AI and dating apps: a match made in heaven or hell?
Nothing says romance quite like outsourcing your chat-up lines to AI.
Ask a chatbot like ChatGPT or Gemini for some inspiration and you receive results like:
“Do you have a map? Because I keep getting lost in your eyes,” or, “Are you a magician? Because whenever I look at you, everyone else disappears.”
Given its wit and charm, it’s a surprise really that dating apps haven’t unleashed AI to take over our hopeless romantic pursuits yet. But don’t worry, they’re fixing this.
Grindr, for example, is developing a virtual “wingman” to assist users with icebreakers and offer feedback on their interactions. As Grindr’s chief product officer, AJ Balance, puts it, this tool will be “that friend in the bar who’s helping you ask someone out — but in a virtual context.”
It’s currently unclear who and what exactly is going to train this model, but hopefully Grindr’s AI wingman sources its rizz from somewhere more suave than OpenAI has.
Meanwhile, Hinge is working on an AI tool to provide feedback on users’ responses to its prompts, with Bumble planning a similar feature.
Earlier this year, the female-focused app’s founder and former chief, Whitney Wolfe Herd, told Bloomberg’s Tech Summit about “a world where your dating concierge could go and date for you with another dating concierge.”
These concierges would make use of artificial intelligence software, which users could train by “shar[ing] your insecurities,” she said to a surely delighted audience. Who doesn’t want AI knowing their darkest secrets?
Thankfully, in a podcast released earlier this summer, Hinge founder and boss Justin McLeod gave a less dystopian view, saying that AI should not be used to replace people in the dating process. “This world of having AI bots as emotional companions,” he said, “I think is territory we really don’t want to go down.”
Most people, one hopes, would agree with him, but the appeal of AI is there. More than three-quarters of Gen Z dating app users report feeling emotionally, mentally, or physically exhausted by dating apps, according to a Forbes survey in July.
AI tools could help ease the burden of ‘datemin’ (dating admin), such as creating a profile and organising a mutually convenient time and location.
But there might also be problems.
While AI could make it easier for users to message people, it could also send others fleeing if they receive an influx of AI-generated spam-like messages. According to Pew research, around four-in-ten female online daters have had someone continue to contact them after they said they weren’t interested.
And there are other concerns. Could AI introduce bias into how it communicates with potential matches or how it selects your best photos? These tools might also exacerbate issues like catfishing, where users misrepresent themselves online.
And then there’s the question of data privacy.

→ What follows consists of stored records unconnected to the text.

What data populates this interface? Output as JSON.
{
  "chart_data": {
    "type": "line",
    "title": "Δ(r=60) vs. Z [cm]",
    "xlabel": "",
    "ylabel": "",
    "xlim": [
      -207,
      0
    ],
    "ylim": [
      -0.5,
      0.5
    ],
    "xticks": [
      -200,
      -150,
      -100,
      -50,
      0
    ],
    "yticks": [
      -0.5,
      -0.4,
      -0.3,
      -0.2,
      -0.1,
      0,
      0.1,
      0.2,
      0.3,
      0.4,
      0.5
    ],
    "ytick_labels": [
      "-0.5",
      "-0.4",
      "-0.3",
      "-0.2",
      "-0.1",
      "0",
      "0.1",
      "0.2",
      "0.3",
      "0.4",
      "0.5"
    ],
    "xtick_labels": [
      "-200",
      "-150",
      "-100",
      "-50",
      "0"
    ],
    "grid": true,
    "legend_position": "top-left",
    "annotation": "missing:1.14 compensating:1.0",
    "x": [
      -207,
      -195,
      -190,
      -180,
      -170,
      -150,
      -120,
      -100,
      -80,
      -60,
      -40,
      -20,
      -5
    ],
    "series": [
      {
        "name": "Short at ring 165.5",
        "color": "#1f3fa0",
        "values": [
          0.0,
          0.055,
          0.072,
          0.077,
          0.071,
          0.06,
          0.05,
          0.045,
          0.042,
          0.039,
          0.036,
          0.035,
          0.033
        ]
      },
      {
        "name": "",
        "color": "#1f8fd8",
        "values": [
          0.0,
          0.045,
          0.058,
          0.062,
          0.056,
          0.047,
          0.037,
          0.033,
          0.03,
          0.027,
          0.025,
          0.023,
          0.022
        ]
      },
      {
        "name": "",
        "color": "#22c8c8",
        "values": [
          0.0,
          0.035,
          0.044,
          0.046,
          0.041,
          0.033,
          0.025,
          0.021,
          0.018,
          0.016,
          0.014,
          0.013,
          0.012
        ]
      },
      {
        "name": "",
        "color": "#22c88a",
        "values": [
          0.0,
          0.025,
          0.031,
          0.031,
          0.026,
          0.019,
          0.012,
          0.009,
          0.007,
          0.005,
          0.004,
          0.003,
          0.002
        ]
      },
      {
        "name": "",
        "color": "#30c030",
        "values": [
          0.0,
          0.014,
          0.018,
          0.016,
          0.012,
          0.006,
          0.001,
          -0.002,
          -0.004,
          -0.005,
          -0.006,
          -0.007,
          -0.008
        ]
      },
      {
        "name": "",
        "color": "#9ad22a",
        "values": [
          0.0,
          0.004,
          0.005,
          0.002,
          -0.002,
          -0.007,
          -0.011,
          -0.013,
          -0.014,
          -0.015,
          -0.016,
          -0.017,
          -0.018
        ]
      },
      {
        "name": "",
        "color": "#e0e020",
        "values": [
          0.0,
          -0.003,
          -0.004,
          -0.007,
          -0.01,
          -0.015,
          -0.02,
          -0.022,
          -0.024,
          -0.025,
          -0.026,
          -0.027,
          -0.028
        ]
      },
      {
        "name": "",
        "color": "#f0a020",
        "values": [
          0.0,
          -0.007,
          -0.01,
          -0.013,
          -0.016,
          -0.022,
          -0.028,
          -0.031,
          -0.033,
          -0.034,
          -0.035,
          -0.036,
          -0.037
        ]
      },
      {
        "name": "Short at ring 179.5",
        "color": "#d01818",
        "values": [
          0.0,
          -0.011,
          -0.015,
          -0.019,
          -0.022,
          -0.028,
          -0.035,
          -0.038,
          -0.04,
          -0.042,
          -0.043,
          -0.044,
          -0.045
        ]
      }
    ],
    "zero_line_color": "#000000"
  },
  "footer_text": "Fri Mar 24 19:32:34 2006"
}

Will these new AI features simply become another way for apps to harvest more data from users?
Grindr is currently facing a lawsuit in the English High Court lodged in April over its alleged misuse of private information of thousands of its UK users, including highly sensitive details about their HIV status.
The company, which was hit by a 100m krona (£8.5m) fine over a data breach by the Norwegian authority in 2021, said it intends to “respond vigorously to this claim, which appears to be based on a mischaracterisation of practices from more than four years ago”.
Match Group, the parent company of Tinder, Hinge and OKCupid, states that data it collects, including from AI technologies, is “only used to provide the best services possible for our users” and says it does not sell user data to third parties.
When asked if it has concerns over how AI may affect user privacy on dating apps, a spokesperson for the Information Commissioner’s Office said: “We recommend that users of these products take the time to understand how their data is being used by the AI models, reviewing the app privacy information and checking their privacy settings.”
Ultimately, this push towards AI feels like a bid to save the struggling business models of dating apps, with many fighting to attract new users.
Tinder has seen a decline in paying subscribers for seven consecutive quarters, leading Match Group to announce plans to slash six per cent of its global workforce in July.
As of its second quarter of 2024, Bumble had around 4.1m paying users worldwide. While this was an increase from 3.6m in the same quarter of 2023, the rate of growth has slowed since 2021. Bumble’s shares crashed 30 per cent in August after it slashed its revenue outlook and the stock has fallen nearly 54 per cent in the year to date.
Dating app critics point out the inherent conflict of interest that these companies have; as businesses that make money from paying customers, they cannot have a genuine goal of helping people find lasting connections, and instead want to keep them on the app.
AI may have the desired effect and win users over initially, but in the long run it remains to be seen whether it will turn users away or keep them swiping.